Tennessee Department of Intellectual and Developmental Disabilities Commissioner Brad Turner visited the University of Tennessee at Chattanooga on Tuesday, Jan. 31, to discuss expanding opportunities for students with disabilities and to bring awareness to career paths in early intervention, child and family studies and social work.
The visit was a part of a two-day trip to UTC and Chattanooga State Community College to talk about how higher education programs can help Tennesseans with intellectual and developmental disabilities.
Turner’s department, known as DIDD, launched the Tennessee Believes program in 2021 to increase opportunities for students with intellectual and developmental disabilities at colleges and universities across the state. Since launching, Tennessee Believes grants have created new inclusive higher education programs.
“We’ve seen the impact early intervention and inclusive higher education can have for the people we support throughout their lifespans,” Turner said. “They increase independence, expand skill sets, improve employment outcomes and build confidence.”

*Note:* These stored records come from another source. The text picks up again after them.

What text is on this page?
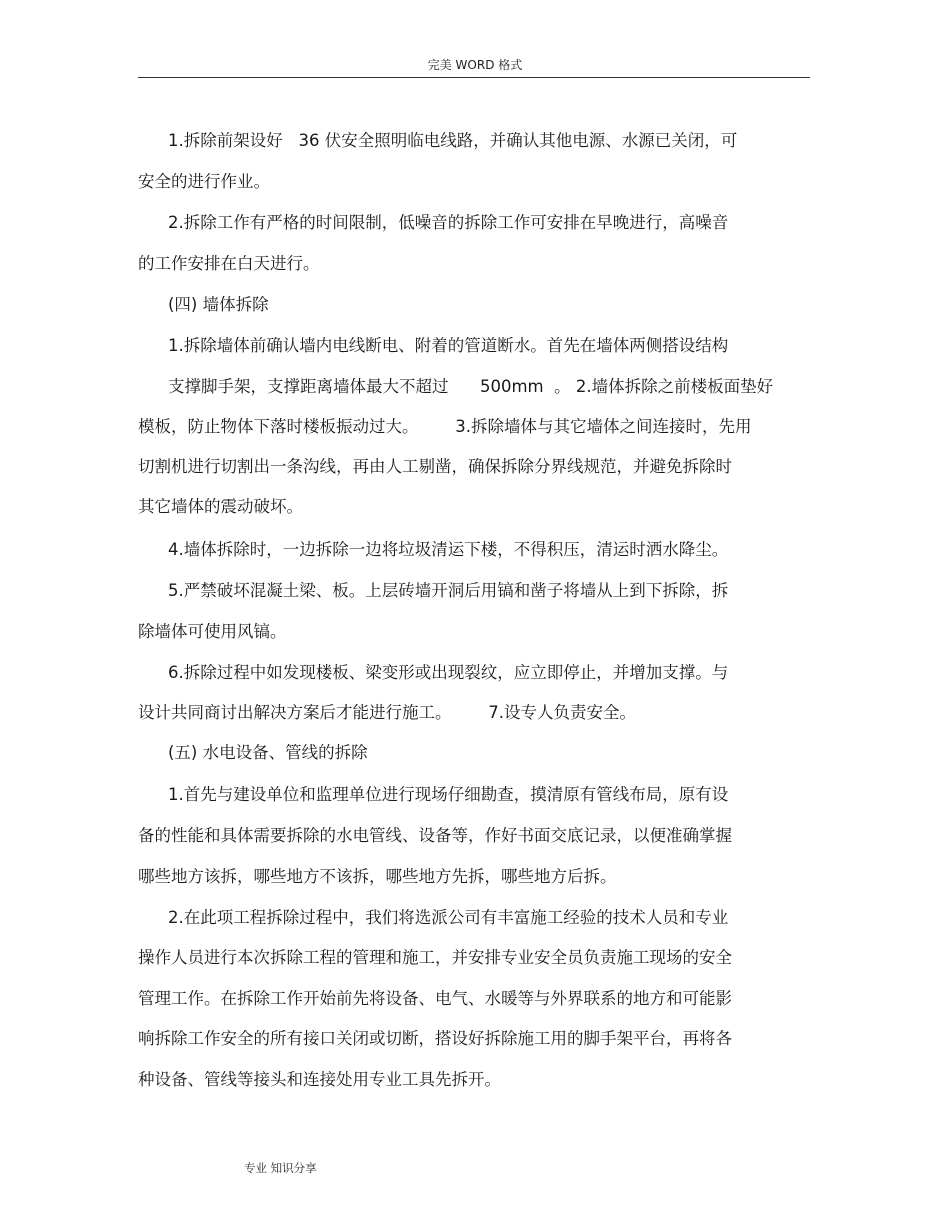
完美 WORD 格式
1.拆除前架设好   36 伏安全照明临电线路，并确认其他电源、水源已关闭，可
安全的进行作业。
2.拆除工作有严格的时间限制，低噪音的拆除工作可安排在早晚进行，高噪音
的工作安排在白天进行。
(四) 墙体拆除
1.拆除墙体前确认墙内电线断电、附着的管道断水。首先在墙体两侧搭设结构
支撑脚手架，支撑距离墙体最大不超过      500mm  。 2.墙体拆除之前楼板面垫好
模板，防止物体下落时楼板振动过大。       3.拆除墙体与其它墙体之间连接时，先用
切割机进行切割出一条沟线，再由人工剔凿，确保拆除分界线规范，并避免拆除时
其它墙体的震动破坏。
4.墙体拆除时，一边拆除一边将垃圾清运下楼，不得积压，清运时洒水降尘。
5.严禁破坏混凝土梁、板。上层砖墙开洞后用镐和凿子将墙从上到下拆除，拆
除墙体可使用风镐。
6.拆除过程中如发现楼板、梁变形或出现裂纹，应立即停止，并增加支撑。与
设计共同商讨出解决方案后才能进行施工。       7.设专人负责安全。
(五) 水电设备、管线的拆除
1.首先与建设单位和监理单位进行现场仔细勘查，摸清原有管线布局，原有设
备的性能和具体需要拆除的水电管线、设备等，作好书面交底记录，以便准确掌握
哪些地方该拆，哪些地方不该拆，哪些地方先拆，哪些地方后拆。
2.在此项工程拆除过程中，我们将选派公司有丰富施工经验的技术人员和专业
操作人员进行本次拆除工程的管理和施工，并安排专业安全员负责施工现场的安全
管理工作。在拆除工作开始前先将设备、电气、水暖等与外界联系的地方和可能影
响拆除工作安全的所有接口关闭或切断，搭设好拆除施工用的脚手架平台，再将各
种设备、管线等接头和连接处用专业工具先拆开。
专业 知识分享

Turner was accompanied to Chattanooga by members of his DIDD team. Highlights of their day on campus included meeting with UTC administrators, including Chancellor Steven R. Angle, Provost Jerold Hale and College of Health, Education and Professional Studies Dean Valerie Rutledge; an extended session with more than 50 students in the University Center Raccoon Mountain Room; and a meeting with faculty from the School of Education and the Social Work program.
While meeting for more than an hour with students from the School of Education, Psychology and Social Work programs, Turner shared his personal story; his daughter, Kinsley, was born with intellectual and developmental disabilities.
“When you hear your child might be different from others, it’s overwhelming,” Turner told the students. “They just don’t know what to do.”
Turner said he is passionate about ensuring families are prepared to help their children, “We’ve got to do better in how we educate children with disabilities.”
The conversation included getting students to think about pathways into the work he advocates—early intervention—as a potential career option since “more and more families of children with disabilities are reaching out every month.”
“We need you in a lot of different areas,” he told the students. “There are a lot of opportunities out there in a lot of different fields.”
Turner noted that DIDD is the fifth-largest department in the Tennessee state government.
“We are so thankful for Commissioner Turner’s visit to UTC,” said Dr. Kim Wingate, interim co-director of the UTC School of Education and associate professor. “The commissioner and his team met with a great group of students, followed by a thoughtful conversation with faculty from multiple departments. It went really well.
“There is always so much to learn working in this profession,” she continued, “and it was so inspiring to learn about the initiatives his team is working on—and how we can all work together. It was important for our students to learn about these different avenues of support for children and their families.”
The commissioner was scheduled to have a similar series of meetings on Feb. 1 at Chattanooga State.